Member of the Michigan House of Representatives from the Eaton County 2nd district
- In office January 3, 1877 – December 31, 1878
- Preceded by: George Huggett
- Succeeded by: Orsamus S. Barnes

Personal details
- Born: September 1, 1823 Hector, New York, US
- Died: March 1, 1909 (aged 85) Kalamo Township, Michigan, US
- Party: Republican

= James J. Gould =

American politician

James J. Gould (September 1, 1823March 1, 1909) was a Michigan politician.

==Early life==
Gould was born on September 1, 1823, in Hector, New York.
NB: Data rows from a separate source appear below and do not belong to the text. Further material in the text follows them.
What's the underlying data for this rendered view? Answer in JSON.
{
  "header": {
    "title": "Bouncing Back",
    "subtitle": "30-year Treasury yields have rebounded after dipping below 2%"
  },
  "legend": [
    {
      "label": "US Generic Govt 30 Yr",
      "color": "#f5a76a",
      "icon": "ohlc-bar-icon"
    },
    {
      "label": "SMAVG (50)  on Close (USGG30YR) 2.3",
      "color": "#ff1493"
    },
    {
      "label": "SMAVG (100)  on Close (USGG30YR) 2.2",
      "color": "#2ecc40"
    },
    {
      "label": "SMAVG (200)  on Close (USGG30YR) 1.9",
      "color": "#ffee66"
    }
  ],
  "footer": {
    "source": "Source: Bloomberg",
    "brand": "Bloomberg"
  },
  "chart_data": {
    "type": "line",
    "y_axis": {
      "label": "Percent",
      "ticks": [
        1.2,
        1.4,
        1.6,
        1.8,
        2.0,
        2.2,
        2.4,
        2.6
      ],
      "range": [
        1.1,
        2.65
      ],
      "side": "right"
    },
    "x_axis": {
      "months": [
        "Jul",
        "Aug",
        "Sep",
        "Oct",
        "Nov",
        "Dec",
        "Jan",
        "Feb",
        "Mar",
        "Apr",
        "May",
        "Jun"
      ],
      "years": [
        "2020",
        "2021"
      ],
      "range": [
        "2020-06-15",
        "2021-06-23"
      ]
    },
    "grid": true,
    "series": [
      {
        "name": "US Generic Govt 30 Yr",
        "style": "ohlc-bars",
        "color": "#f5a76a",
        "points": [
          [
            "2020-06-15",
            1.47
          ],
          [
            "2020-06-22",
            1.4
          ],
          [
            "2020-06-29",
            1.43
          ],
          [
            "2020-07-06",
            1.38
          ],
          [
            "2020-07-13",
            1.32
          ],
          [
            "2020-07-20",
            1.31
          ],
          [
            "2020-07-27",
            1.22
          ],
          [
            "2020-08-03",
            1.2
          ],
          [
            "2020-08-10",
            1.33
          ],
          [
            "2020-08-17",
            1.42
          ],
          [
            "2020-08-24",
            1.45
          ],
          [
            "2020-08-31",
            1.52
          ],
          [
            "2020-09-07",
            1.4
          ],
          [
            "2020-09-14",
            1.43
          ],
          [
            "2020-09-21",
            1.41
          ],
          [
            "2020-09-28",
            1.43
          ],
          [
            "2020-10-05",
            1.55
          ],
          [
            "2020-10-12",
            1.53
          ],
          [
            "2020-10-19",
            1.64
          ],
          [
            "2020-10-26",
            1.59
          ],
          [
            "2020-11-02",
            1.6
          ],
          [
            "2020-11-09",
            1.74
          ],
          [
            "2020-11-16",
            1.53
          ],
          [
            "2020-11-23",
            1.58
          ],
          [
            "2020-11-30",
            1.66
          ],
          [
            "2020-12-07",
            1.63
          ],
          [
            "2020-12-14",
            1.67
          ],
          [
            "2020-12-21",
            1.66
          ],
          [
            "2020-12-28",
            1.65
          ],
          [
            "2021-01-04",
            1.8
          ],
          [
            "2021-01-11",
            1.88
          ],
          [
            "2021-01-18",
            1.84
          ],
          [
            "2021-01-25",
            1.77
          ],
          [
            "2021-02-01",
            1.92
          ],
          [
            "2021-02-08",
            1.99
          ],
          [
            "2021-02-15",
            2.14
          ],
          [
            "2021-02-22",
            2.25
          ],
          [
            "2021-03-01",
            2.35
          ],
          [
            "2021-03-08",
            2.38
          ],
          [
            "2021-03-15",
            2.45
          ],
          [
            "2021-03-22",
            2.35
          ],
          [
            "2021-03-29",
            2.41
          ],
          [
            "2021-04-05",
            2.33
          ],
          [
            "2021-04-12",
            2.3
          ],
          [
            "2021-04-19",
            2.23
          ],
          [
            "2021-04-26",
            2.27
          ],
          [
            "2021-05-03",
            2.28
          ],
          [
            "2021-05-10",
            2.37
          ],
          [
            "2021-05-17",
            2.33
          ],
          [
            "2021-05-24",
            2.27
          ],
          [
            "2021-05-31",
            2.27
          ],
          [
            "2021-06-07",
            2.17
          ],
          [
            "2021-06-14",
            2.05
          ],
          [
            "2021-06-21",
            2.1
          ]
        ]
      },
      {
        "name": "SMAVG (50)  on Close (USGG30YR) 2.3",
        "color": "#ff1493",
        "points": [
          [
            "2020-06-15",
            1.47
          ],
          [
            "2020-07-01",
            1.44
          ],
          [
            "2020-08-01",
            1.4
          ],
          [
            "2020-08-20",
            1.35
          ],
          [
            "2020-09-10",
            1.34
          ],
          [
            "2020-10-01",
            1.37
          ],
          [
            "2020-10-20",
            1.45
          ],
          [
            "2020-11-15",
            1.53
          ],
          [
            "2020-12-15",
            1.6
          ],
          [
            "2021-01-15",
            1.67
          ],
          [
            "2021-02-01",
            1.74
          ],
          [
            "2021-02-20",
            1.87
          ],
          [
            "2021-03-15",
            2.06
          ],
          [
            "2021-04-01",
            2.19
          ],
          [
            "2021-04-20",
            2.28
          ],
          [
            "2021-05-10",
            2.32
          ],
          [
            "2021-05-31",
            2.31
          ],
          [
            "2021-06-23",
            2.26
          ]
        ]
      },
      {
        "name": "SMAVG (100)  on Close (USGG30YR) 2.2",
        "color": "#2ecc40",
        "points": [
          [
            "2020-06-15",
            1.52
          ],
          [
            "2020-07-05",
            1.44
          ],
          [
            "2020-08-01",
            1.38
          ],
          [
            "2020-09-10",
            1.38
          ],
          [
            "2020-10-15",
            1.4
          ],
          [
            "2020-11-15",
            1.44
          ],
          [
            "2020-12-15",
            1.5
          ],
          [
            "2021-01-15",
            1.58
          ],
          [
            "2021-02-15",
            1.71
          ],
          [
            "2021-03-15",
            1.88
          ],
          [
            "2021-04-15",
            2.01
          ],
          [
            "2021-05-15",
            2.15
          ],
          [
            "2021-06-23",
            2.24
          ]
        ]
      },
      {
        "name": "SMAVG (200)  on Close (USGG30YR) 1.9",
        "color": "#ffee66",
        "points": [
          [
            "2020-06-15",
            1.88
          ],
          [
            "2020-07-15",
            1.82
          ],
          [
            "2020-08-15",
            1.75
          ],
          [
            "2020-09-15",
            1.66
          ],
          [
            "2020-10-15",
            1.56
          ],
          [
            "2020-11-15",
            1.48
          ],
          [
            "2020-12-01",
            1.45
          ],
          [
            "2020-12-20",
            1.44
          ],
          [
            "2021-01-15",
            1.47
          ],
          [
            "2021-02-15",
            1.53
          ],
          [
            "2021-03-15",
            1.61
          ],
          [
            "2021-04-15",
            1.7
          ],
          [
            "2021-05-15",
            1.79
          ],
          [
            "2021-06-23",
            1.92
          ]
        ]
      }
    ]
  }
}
James received a public school education. In 1854, James moved to Reading Township, Michigan.

==Career==
In 1859, Gould served as the treasurer of Reading Township. In 1866, Gould moved to Kalamo Township, Michigan. In Kalamo, he worked as a farmer. In 1873, Gould served as justice of the peace in Kalamo alongside Joseph Gridley. On November 7, 1876, Gould was elected to the Michigan House of Representatives, where he represented the Eaton County 2nd district from January 3, 1877, to December 31, 1878.

==Personal life==
Gould was married to Adelia Fletcher. On February 28, 1890, Adelia died. In 1891, Gould remarried to Sarah J. Gridley. Sarah died on December 21, 1898.

Gould died on March 1, 1909, in Kalamo.